Until recently, antibiotic resistance was analysed purely as a medical problem, but it is now understood that the environment has a key role to play as a reservoir of antimicrobial resistance genes (AMR). AMR genes located on bacterial plasmids and other horizontally transmitted gene elements can be transported from environmental microorganisms to harmful pathogens, providing them with resistance. One element of my project involves analysing large metagenomic and qPCR datasets, all of which have been derived from sites on the Thames River, in order to gain a greater understanding of the role of the environment in the dissemination of AMR genes.

Furthermore, I am also conducting Microcosm experiments to analyse the impact of sub-lethal doses of antibiotics on AMR gene dissemination in the environment. I quantify antibiotic chemical residue concentrations in a controlled system using Liquid Chromatography Mass Spectrometry (LC-MS) and coordinate this with qPCR data in order to determine the impact of the specific antibiotic concentrations on AMR gene prevalence.

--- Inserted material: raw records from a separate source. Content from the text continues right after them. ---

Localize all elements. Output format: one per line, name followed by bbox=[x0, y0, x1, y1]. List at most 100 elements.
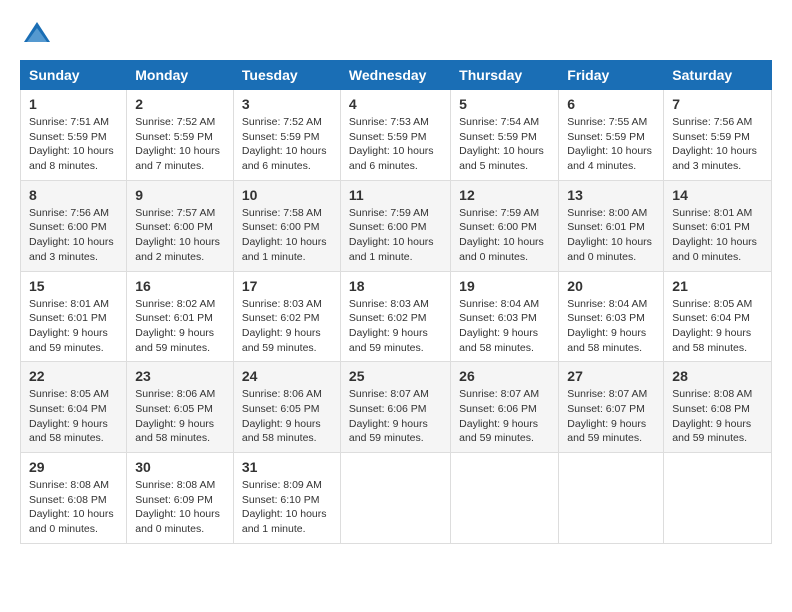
calendar-week-row: 8 Sunrise: 7:56 AMSunset: 6:00 PMDayligh… bbox=[21, 180, 772, 271]
day-number: 11 bbox=[349, 187, 442, 203]
day-number: 8 bbox=[29, 187, 118, 203]
day-info: Sunrise: 8:02 AMSunset: 6:01 PMDaylight:… bbox=[135, 298, 215, 354]
day-info: Sunrise: 7:57 AMSunset: 6:00 PMDaylight:… bbox=[135, 207, 220, 263]
logo-icon bbox=[22, 20, 52, 50]
day-info: Sunrise: 8:07 AMSunset: 6:07 PMDaylight:… bbox=[567, 388, 647, 444]
calendar-week-row: 22 Sunrise: 8:05 AMSunset: 6:04 PMDaylig… bbox=[21, 362, 772, 453]
calendar-table: SundayMondayTuesdayWednesdayThursdayFrid… bbox=[20, 60, 772, 544]
day-number: 22 bbox=[29, 368, 118, 384]
day-info: Sunrise: 8:08 AMSunset: 6:08 PMDaylight:… bbox=[672, 388, 752, 444]
day-number: 25 bbox=[349, 368, 442, 384]
day-info: Sunrise: 7:55 AMSunset: 5:59 PMDaylight:… bbox=[567, 116, 652, 172]
logo bbox=[20, 20, 52, 50]
day-number: 29 bbox=[29, 459, 118, 475]
calendar-day-cell: 30 Sunrise: 8:08 AMSunset: 6:09 PMDaylig… bbox=[127, 453, 234, 544]
calendar-day-cell: 10 Sunrise: 7:58 AMSunset: 6:00 PMDaylig… bbox=[233, 180, 340, 271]
weekday-header-cell: Friday bbox=[559, 61, 664, 90]
calendar-day-cell: 8 Sunrise: 7:56 AMSunset: 6:00 PMDayligh… bbox=[21, 180, 127, 271]
calendar-day-cell: 16 Sunrise: 8:02 AMSunset: 6:01 PMDaylig… bbox=[127, 271, 234, 362]
calendar-day-cell: 22 Sunrise: 8:05 AMSunset: 6:04 PMDaylig… bbox=[21, 362, 127, 453]
day-info: Sunrise: 8:08 AMSunset: 6:09 PMDaylight:… bbox=[135, 479, 220, 535]
day-info: Sunrise: 8:06 AMSunset: 6:05 PMDaylight:… bbox=[135, 388, 215, 444]
day-number: 23 bbox=[135, 368, 225, 384]
day-info: Sunrise: 7:56 AMSunset: 5:59 PMDaylight:… bbox=[672, 116, 757, 172]
calendar-day-cell: 2 Sunrise: 7:52 AMSunset: 5:59 PMDayligh… bbox=[127, 90, 234, 181]
day-number: 13 bbox=[567, 187, 655, 203]
calendar-day-cell: 23 Sunrise: 8:06 AMSunset: 6:05 PMDaylig… bbox=[127, 362, 234, 453]
calendar-day-cell: 7 Sunrise: 7:56 AMSunset: 5:59 PMDayligh… bbox=[664, 90, 772, 181]
calendar-day-cell bbox=[340, 453, 450, 544]
calendar-day-cell: 12 Sunrise: 7:59 AMSunset: 6:00 PMDaylig… bbox=[451, 180, 559, 271]
day-info: Sunrise: 8:00 AMSunset: 6:01 PMDaylight:… bbox=[567, 207, 652, 263]
calendar-day-cell: 13 Sunrise: 8:00 AMSunset: 6:01 PMDaylig… bbox=[559, 180, 664, 271]
day-info: Sunrise: 8:04 AMSunset: 6:03 PMDaylight:… bbox=[459, 298, 539, 354]
day-info: Sunrise: 7:53 AMSunset: 5:59 PMDaylight:… bbox=[349, 116, 434, 172]
day-info: Sunrise: 8:03 AMSunset: 6:02 PMDaylight:… bbox=[349, 298, 429, 354]
calendar-day-cell: 4 Sunrise: 7:53 AMSunset: 5:59 PMDayligh… bbox=[340, 90, 450, 181]
calendar-day-cell: 1 Sunrise: 7:51 AMSunset: 5:59 PMDayligh… bbox=[21, 90, 127, 181]
day-number: 21 bbox=[672, 278, 763, 294]
day-info: Sunrise: 7:51 AMSunset: 5:59 PMDaylight:… bbox=[29, 116, 114, 172]
weekday-header-cell: Wednesday bbox=[340, 61, 450, 90]
calendar-day-cell bbox=[451, 453, 559, 544]
calendar-day-cell: 18 Sunrise: 8:03 AMSunset: 6:02 PMDaylig… bbox=[340, 271, 450, 362]
day-info: Sunrise: 8:04 AMSunset: 6:03 PMDaylight:… bbox=[567, 298, 647, 354]
calendar-week-row: 1 Sunrise: 7:51 AMSunset: 5:59 PMDayligh… bbox=[21, 90, 772, 181]
calendar-day-cell: 9 Sunrise: 7:57 AMSunset: 6:00 PMDayligh… bbox=[127, 180, 234, 271]
day-number: 9 bbox=[135, 187, 225, 203]
calendar-day-cell: 17 Sunrise: 8:03 AMSunset: 6:02 PMDaylig… bbox=[233, 271, 340, 362]
day-number: 15 bbox=[29, 278, 118, 294]
day-number: 17 bbox=[242, 278, 332, 294]
day-number: 27 bbox=[567, 368, 655, 384]
calendar-day-cell: 27 Sunrise: 8:07 AMSunset: 6:07 PMDaylig… bbox=[559, 362, 664, 453]
weekday-header-cell: Tuesday bbox=[233, 61, 340, 90]
weekday-header-cell: Monday bbox=[127, 61, 234, 90]
day-number: 20 bbox=[567, 278, 655, 294]
calendar-day-cell: 11 Sunrise: 7:59 AMSunset: 6:00 PMDaylig… bbox=[340, 180, 450, 271]
weekday-header-cell: Saturday bbox=[664, 61, 772, 90]
day-info: Sunrise: 8:01 AMSunset: 6:01 PMDaylight:… bbox=[672, 207, 757, 263]
day-info: Sunrise: 8:03 AMSunset: 6:02 PMDaylight:… bbox=[242, 298, 322, 354]
calendar-day-cell: 14 Sunrise: 8:01 AMSunset: 6:01 PMDaylig… bbox=[664, 180, 772, 271]
calendar-day-cell: 31 Sunrise: 8:09 AMSunset: 6:10 PMDaylig… bbox=[233, 453, 340, 544]
calendar-week-row: 15 Sunrise: 8:01 AMSunset: 6:01 PMDaylig… bbox=[21, 271, 772, 362]
day-info: Sunrise: 8:01 AMSunset: 6:01 PMDaylight:… bbox=[29, 298, 109, 354]
day-number: 4 bbox=[349, 96, 442, 112]
day-number: 18 bbox=[349, 278, 442, 294]
header bbox=[20, 20, 772, 50]
calendar-day-cell: 19 Sunrise: 8:04 AMSunset: 6:03 PMDaylig… bbox=[451, 271, 559, 362]
day-info: Sunrise: 7:59 AMSunset: 6:00 PMDaylight:… bbox=[349, 207, 434, 263]
day-number: 7 bbox=[672, 96, 763, 112]
calendar-week-row: 29 Sunrise: 8:08 AMSunset: 6:08 PMDaylig… bbox=[21, 453, 772, 544]
day-number: 30 bbox=[135, 459, 225, 475]
day-info: Sunrise: 7:56 AMSunset: 6:00 PMDaylight:… bbox=[29, 207, 114, 263]
calendar-day-cell: 5 Sunrise: 7:54 AMSunset: 5:59 PMDayligh… bbox=[451, 90, 559, 181]
day-info: Sunrise: 8:07 AMSunset: 6:06 PMDaylight:… bbox=[459, 388, 539, 444]
day-number: 6 bbox=[567, 96, 655, 112]
weekday-header-row: SundayMondayTuesdayWednesdayThursdayFrid… bbox=[21, 61, 772, 90]
calendar-day-cell: 21 Sunrise: 8:05 AMSunset: 6:04 PMDaylig… bbox=[664, 271, 772, 362]
day-number: 28 bbox=[672, 368, 763, 384]
day-number: 16 bbox=[135, 278, 225, 294]
day-info: Sunrise: 7:54 AMSunset: 5:59 PMDaylight:… bbox=[459, 116, 544, 172]
day-info: Sunrise: 7:58 AMSunset: 6:00 PMDaylight:… bbox=[242, 207, 327, 263]
calendar-day-cell: 25 Sunrise: 8:07 AMSunset: 6:06 PMDaylig… bbox=[340, 362, 450, 453]
day-info: Sunrise: 7:52 AMSunset: 5:59 PMDaylight:… bbox=[135, 116, 220, 172]
day-info: Sunrise: 8:07 AMSunset: 6:06 PMDaylight:… bbox=[349, 388, 429, 444]
day-info: Sunrise: 7:52 AMSunset: 5:59 PMDaylight:… bbox=[242, 116, 327, 172]
calendar-body: 1 Sunrise: 7:51 AMSunset: 5:59 PMDayligh… bbox=[21, 90, 772, 544]
day-number: 14 bbox=[672, 187, 763, 203]
day-number: 31 bbox=[242, 459, 332, 475]
weekday-header-cell: Sunday bbox=[21, 61, 127, 90]
day-number: 26 bbox=[459, 368, 550, 384]
day-info: Sunrise: 8:05 AMSunset: 6:04 PMDaylight:… bbox=[29, 388, 109, 444]
calendar-day-cell: 15 Sunrise: 8:01 AMSunset: 6:01 PMDaylig… bbox=[21, 271, 127, 362]
calendar-day-cell: 28 Sunrise: 8:08 AMSunset: 6:08 PMDaylig… bbox=[664, 362, 772, 453]
day-number: 24 bbox=[242, 368, 332, 384]
weekday-header-cell: Thursday bbox=[451, 61, 559, 90]
calendar-day-cell: 20 Sunrise: 8:04 AMSunset: 6:03 PMDaylig… bbox=[559, 271, 664, 362]
calendar-day-cell: 26 Sunrise: 8:07 AMSunset: 6:06 PMDaylig… bbox=[451, 362, 559, 453]
day-info: Sunrise: 8:06 AMSunset: 6:05 PMDaylight:… bbox=[242, 388, 322, 444]
day-info: Sunrise: 8:09 AMSunset: 6:10 PMDaylight:… bbox=[242, 479, 327, 535]
day-number: 2 bbox=[135, 96, 225, 112]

Future work will include analysis of river derived sediment samples using HiC deep genome sequencing methods. HiC methods are a set of molecular biology methods used to interpret the spatial organisation of chromatin in a cell, thereby allowing the number of interactions between genomic loci to be quantified. We hope to apply these methods to link AMR genes located on plasmids back to their host organism, to determine the major drivers of environmental AMR.


BSc Medical Genetics – Swansea University.

KESS II funded MSc by Research (Microbiology) – Swansea University.

Visiting Scholar - University of Technology Sydney (UTS).